Sunday, March 18, 2007

Would you vote for Hillary Clinton as president? (if yes, go back to your home planet)

Would you pass the test?
McALLEN — If the new U.S. citizenship test were administered as a pop quiz, there would be a lot fewer citizens. The Monitor administered an informal sample test of 10 questions taken from a new citizenship test to 62 obliging U.S. citizens in the Rio Grande Valley. More than half of them failed a 10-question sample test — that is, they could not answer even six of the questions correctly

Take an unofficial Quiz

I scored 100%. (There is one question that asks who is the governor of the state---since this test was given in Texas, you may or may not know who that is)

INS Citizenship Test Questions
The U.S. Citizenship and Immigration Services (USCIS) administers a test to all immigrants applying for citizenship. For years, these questions have been selected from among the following list of 100. How would you do? Many, you will find simple. Others are not so easy. In all cases, the answer USCIS wants to hear is given.

Questions and Answers for New Pilot Naturalization Test

1 comment:

Bike Bubba said...

For what it's worth, I've found no less than 10 errors in the INS quiz. No kidding. Some of them:

#11-12. We fought Great Britian, not England alone, in the War of Independence, which wasn't really a revolution.

#37. The primary Constitutional duty of the Supreme Court is to judge cases, not (Marbury v.
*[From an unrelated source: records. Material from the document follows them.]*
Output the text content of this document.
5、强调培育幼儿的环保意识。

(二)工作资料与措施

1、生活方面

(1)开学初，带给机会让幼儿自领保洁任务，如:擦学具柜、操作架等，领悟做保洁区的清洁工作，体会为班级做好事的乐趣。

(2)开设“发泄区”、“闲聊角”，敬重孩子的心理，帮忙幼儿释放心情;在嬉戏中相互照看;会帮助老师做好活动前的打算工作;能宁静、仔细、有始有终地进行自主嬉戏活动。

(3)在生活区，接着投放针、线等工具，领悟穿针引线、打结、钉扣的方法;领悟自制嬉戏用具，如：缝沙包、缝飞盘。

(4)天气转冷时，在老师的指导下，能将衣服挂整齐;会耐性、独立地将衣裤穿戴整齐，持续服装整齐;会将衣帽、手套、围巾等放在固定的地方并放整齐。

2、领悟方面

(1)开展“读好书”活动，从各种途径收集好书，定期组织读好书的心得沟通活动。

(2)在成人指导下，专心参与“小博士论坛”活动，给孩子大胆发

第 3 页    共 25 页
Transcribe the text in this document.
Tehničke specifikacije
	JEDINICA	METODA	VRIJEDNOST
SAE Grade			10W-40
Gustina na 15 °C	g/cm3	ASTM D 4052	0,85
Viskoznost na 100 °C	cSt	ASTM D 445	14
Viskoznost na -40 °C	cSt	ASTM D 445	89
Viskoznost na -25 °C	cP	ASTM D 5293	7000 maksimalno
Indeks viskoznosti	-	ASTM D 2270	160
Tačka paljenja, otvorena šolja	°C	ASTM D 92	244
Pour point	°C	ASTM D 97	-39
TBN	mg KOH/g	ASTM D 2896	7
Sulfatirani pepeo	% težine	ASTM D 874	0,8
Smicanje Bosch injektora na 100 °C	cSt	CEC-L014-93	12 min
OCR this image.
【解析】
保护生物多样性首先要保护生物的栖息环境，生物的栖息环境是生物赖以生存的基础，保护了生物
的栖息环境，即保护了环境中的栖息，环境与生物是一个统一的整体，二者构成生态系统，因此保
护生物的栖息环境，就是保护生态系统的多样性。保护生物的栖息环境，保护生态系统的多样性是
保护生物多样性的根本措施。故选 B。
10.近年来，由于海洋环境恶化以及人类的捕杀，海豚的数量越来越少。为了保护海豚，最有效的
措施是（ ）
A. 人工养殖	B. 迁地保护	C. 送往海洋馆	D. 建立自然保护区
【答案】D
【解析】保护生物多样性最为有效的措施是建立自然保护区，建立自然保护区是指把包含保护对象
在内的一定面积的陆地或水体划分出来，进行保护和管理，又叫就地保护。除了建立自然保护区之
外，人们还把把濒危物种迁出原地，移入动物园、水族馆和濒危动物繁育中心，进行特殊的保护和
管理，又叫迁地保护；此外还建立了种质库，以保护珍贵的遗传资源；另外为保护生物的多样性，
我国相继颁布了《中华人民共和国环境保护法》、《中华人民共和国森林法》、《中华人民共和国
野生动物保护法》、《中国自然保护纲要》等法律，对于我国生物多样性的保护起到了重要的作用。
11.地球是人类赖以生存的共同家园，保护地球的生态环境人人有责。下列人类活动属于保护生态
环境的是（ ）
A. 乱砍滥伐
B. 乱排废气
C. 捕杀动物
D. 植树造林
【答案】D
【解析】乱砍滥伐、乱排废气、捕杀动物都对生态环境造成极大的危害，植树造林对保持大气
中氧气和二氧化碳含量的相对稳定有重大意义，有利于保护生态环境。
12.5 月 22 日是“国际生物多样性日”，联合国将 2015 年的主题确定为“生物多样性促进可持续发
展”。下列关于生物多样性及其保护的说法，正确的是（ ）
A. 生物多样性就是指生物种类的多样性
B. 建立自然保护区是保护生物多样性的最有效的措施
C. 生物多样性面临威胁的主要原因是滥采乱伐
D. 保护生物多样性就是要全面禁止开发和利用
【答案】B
Madison) to interpret laws.

#43 Rehnquist is no longer Chief Justice.

#64, #87, #84, #76. Government acknowledges rights, but does not grant them--if it can grant them, it can take them away. Most important right is that to life.

#86. The benefit of citizenship is the protection of U.S. laws primarily, not government jobs & such.

#79. The 13th Amendment freed slaves, not President Lincoln. #69 nor did the Proclamation do so.

#78. We are a republic, not a democracy.

#75. The original 13 states are no longer called "colonies," but have been "free & independent states" since 1776.